Today the airport and the Transportation Security Administration (TSA) displayed prohibited items at the airport that were voluntarily abandoned by passengers.
Prohibited items, such as knives and brass knuckles, and HazMat (hazardous materials such as household chemicals) were stopped by TSA officers at Hopkins last year. These items have included stun guns, inert grenades, brass knuckles and martial arts tools.
Here is what is allowed:
The 3-1-1 rule still applies to carry-on bags. Liquids, gels, aerosols, creams and pastes must be 3.4 ounces (100ml) or less per container; must be in 1-quart-sized, clear, plastic, zip-top bag; 1 bag is permitted per passenger; and the plastic bag must be taken out of your suitcase and placed into a screening bin. The bag limits the total liquid volume each traveler can bring and enables quick screening.
Passengers must declare larger liquids. Medications, baby formula/food and breast milk are allowed in reasonable quantities exceeding 3.4 ounces, and they don't have to be in the zip-top bag, but they must be declared for inspection at the checkpoint before you send your bag into the x-ray tunnel.
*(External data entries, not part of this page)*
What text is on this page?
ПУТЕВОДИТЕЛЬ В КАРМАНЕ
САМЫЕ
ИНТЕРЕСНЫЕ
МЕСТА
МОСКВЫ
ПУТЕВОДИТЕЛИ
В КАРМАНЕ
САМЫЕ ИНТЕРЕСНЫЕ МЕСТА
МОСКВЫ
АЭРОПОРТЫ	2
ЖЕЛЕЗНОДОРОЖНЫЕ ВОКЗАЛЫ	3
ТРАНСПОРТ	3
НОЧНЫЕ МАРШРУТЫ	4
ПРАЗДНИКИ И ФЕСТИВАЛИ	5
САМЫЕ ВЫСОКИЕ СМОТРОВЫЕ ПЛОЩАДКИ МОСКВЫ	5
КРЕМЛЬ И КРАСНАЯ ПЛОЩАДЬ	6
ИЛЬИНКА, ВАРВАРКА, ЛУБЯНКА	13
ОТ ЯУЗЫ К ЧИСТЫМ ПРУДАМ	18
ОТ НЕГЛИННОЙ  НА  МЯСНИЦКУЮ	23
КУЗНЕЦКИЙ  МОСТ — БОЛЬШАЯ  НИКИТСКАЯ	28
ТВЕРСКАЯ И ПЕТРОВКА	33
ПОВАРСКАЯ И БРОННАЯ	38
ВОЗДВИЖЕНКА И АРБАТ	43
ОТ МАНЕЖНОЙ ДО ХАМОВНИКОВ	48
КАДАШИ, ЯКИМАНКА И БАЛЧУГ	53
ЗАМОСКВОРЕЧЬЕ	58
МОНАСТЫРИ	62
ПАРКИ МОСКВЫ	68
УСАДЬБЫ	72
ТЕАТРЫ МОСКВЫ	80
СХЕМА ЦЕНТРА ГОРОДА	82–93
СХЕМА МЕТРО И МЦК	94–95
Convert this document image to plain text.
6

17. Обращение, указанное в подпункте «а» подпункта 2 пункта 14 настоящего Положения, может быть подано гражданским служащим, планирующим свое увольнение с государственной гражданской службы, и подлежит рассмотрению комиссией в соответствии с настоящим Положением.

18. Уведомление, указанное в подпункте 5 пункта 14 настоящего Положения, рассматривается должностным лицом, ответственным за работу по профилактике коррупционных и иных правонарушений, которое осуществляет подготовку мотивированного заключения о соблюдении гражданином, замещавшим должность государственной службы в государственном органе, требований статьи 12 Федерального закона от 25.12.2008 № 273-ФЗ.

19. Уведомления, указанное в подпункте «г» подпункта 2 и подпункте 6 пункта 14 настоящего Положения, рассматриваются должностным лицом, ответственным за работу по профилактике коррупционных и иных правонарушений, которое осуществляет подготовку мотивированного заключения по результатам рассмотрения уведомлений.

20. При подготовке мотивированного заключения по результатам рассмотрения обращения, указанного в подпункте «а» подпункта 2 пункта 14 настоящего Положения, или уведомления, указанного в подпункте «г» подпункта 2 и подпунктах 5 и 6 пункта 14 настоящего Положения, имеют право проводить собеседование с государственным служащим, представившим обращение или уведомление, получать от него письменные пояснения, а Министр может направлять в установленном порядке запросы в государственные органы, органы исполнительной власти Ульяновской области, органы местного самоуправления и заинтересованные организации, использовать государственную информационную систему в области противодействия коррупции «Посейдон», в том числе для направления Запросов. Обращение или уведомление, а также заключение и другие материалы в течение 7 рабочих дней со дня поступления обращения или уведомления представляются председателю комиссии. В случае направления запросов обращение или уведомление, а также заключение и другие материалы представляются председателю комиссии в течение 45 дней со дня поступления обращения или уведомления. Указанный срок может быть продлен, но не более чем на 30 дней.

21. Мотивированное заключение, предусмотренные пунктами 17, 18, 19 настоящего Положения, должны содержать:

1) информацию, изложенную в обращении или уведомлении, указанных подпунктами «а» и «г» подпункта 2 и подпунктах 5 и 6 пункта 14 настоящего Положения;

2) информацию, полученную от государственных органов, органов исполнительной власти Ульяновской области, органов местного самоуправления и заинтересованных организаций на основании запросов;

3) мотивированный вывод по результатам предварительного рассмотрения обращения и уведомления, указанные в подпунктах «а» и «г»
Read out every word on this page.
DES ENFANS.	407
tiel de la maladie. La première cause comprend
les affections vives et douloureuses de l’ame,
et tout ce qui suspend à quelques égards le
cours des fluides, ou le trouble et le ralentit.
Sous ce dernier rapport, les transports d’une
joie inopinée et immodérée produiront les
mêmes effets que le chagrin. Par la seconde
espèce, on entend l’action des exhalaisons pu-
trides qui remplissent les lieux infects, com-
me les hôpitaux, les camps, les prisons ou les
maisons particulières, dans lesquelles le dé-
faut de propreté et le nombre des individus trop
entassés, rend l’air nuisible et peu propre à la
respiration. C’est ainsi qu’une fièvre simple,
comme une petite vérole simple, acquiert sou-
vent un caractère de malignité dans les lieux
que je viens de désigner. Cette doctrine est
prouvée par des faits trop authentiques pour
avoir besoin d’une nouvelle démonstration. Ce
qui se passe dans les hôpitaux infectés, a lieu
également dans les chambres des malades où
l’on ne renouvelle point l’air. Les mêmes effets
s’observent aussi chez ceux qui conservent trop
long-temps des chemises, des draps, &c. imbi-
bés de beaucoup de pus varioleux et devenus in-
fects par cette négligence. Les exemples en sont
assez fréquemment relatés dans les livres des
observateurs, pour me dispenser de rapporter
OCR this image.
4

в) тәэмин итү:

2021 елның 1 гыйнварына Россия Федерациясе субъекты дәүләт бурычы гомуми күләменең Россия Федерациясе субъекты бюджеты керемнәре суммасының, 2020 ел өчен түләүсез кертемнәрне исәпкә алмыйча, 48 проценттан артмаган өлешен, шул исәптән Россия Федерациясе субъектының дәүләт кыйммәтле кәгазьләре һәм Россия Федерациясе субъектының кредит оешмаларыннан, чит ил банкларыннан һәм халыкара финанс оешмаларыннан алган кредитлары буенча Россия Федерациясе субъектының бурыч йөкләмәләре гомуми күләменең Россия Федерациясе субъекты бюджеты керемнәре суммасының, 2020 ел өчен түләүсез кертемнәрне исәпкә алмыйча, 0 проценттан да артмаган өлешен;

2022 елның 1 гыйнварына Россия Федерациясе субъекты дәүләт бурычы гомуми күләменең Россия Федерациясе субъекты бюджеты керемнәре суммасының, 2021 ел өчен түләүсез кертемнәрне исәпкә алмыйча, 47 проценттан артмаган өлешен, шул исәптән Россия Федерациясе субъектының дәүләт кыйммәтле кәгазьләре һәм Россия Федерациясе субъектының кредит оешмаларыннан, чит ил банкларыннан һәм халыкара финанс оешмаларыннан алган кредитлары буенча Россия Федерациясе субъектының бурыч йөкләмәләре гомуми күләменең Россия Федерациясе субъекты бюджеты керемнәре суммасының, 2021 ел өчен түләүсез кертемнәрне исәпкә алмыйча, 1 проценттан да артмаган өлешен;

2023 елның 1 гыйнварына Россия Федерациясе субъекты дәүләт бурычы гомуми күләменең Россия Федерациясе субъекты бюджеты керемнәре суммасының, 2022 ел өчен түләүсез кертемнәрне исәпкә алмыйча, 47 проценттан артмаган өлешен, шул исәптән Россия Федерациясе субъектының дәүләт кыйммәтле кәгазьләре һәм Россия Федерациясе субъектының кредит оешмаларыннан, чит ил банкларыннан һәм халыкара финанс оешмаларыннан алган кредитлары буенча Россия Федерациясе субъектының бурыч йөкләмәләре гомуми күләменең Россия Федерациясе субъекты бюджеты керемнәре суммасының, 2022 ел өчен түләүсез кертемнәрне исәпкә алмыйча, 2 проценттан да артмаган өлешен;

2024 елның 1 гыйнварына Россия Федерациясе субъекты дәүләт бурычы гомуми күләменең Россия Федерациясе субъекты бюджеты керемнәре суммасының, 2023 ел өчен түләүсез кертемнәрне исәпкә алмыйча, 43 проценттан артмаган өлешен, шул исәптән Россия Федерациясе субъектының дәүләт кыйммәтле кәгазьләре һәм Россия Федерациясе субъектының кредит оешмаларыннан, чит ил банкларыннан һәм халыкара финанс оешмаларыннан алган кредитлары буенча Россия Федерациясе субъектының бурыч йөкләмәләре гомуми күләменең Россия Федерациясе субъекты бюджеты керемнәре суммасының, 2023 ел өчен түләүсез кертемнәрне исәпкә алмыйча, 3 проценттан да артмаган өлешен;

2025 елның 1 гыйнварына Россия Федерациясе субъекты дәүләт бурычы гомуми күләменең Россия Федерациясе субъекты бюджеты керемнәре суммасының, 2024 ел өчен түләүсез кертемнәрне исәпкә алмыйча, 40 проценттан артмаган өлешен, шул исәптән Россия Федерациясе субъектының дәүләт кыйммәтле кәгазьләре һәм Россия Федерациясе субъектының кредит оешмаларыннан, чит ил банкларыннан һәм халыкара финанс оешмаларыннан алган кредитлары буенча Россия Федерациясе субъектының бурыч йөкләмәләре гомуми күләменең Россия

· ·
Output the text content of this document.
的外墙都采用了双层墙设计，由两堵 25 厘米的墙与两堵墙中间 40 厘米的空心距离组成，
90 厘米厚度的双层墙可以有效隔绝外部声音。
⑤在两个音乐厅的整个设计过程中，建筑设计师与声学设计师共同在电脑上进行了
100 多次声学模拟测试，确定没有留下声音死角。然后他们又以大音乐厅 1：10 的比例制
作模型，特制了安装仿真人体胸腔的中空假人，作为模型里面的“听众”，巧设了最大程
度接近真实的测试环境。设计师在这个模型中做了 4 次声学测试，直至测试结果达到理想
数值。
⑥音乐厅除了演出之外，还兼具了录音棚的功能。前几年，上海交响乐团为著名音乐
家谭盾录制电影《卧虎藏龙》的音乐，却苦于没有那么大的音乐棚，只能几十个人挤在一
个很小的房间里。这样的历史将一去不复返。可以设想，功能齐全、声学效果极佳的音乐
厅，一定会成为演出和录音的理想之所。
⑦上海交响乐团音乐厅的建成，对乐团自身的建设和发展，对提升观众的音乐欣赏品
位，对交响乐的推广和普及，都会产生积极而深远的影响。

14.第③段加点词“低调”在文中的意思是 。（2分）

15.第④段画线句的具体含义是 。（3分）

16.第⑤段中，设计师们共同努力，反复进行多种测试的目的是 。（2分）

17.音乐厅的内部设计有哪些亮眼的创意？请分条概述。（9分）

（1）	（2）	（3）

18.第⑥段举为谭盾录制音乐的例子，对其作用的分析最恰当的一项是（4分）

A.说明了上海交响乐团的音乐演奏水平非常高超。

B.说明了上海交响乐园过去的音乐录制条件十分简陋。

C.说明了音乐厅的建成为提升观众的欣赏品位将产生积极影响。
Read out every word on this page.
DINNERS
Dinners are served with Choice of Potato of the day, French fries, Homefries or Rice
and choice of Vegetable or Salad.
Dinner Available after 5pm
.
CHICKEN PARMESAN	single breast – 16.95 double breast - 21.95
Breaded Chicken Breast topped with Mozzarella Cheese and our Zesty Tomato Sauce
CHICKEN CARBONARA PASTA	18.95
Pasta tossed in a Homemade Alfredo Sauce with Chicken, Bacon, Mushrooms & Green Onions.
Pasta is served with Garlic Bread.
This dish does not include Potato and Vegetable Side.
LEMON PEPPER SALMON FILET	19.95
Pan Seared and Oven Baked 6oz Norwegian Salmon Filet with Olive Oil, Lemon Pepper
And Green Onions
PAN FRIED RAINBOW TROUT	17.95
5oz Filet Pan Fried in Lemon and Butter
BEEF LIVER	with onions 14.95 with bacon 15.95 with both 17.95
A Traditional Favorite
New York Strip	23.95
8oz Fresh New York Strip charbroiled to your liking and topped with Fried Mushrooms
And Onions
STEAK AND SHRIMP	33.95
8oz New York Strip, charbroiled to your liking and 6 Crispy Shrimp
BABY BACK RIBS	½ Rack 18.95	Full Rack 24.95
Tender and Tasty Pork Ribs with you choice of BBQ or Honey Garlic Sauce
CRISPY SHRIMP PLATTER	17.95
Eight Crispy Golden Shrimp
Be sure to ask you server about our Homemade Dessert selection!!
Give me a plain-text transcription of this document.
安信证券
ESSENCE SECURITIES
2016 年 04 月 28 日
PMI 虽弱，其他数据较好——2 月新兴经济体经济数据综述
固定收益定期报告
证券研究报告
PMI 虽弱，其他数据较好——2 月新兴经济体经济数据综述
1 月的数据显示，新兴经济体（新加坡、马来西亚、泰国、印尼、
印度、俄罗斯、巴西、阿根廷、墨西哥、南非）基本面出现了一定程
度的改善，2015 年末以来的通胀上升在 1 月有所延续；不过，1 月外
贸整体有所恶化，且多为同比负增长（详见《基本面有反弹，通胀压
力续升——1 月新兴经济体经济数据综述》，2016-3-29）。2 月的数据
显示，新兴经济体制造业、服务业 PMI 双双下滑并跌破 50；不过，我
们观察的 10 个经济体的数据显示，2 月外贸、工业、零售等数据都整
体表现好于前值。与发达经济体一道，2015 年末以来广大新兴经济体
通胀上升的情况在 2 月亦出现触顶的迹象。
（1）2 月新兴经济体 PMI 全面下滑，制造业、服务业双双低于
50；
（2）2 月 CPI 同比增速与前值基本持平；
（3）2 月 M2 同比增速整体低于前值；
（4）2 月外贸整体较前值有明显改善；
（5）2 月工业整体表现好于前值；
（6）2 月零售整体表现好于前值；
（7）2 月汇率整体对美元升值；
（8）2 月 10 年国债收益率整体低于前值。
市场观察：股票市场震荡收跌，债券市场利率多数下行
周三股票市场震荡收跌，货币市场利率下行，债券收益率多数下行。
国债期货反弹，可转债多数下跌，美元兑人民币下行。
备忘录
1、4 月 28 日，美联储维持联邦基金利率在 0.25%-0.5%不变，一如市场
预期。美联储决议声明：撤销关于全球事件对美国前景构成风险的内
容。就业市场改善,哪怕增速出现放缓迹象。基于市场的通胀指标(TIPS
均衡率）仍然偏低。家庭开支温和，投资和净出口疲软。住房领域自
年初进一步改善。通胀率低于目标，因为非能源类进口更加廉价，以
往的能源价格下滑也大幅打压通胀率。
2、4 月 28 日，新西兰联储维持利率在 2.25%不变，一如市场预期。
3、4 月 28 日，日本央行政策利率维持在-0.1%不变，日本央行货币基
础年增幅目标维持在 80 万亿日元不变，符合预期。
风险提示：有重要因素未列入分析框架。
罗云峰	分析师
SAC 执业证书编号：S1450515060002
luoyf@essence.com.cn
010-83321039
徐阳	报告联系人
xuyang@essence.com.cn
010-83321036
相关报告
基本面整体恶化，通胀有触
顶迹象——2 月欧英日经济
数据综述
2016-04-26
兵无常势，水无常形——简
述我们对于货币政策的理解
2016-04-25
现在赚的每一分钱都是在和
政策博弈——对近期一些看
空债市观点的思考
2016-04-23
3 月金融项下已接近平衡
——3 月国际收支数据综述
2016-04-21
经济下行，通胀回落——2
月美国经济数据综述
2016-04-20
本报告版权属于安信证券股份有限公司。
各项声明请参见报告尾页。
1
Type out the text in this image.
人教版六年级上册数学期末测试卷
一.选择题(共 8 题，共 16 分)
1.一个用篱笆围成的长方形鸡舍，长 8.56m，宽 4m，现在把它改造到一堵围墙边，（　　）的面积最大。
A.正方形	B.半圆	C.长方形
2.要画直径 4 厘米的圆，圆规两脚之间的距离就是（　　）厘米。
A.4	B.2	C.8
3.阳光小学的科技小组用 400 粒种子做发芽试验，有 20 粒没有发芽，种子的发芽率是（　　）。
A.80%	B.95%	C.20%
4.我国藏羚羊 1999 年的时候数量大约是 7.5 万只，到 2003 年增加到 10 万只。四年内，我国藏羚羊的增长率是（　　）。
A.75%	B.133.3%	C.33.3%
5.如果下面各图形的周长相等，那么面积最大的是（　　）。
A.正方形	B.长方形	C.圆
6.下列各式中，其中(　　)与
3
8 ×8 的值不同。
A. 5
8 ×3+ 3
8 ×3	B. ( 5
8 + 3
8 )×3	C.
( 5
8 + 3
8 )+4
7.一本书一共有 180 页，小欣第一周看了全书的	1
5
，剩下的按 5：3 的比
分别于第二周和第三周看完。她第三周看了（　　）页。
If in doubt, put your liquids, gels, aerosols, creams and pastes in your checked baggage. But make sure they are not HazMat as certain chemicals are not allowed in either carry-on or checked bags.
Call TSA Cares at 855-787-2227, it's a helpline that provides travelers with disabilities, medical conditions and other special circumstances additional assistance during the security screening process. Call 72 hours prior to traveling with questions about screening policies, procedures and what to expect at the security checkpoint.
TSA Passenger Support Specialists are available. Travelers requiring special accommodations or concerned about the security screening process at the airport may ask a TSA officer or supervisor for a passenger support specialist who can provide on-the-spot assistance.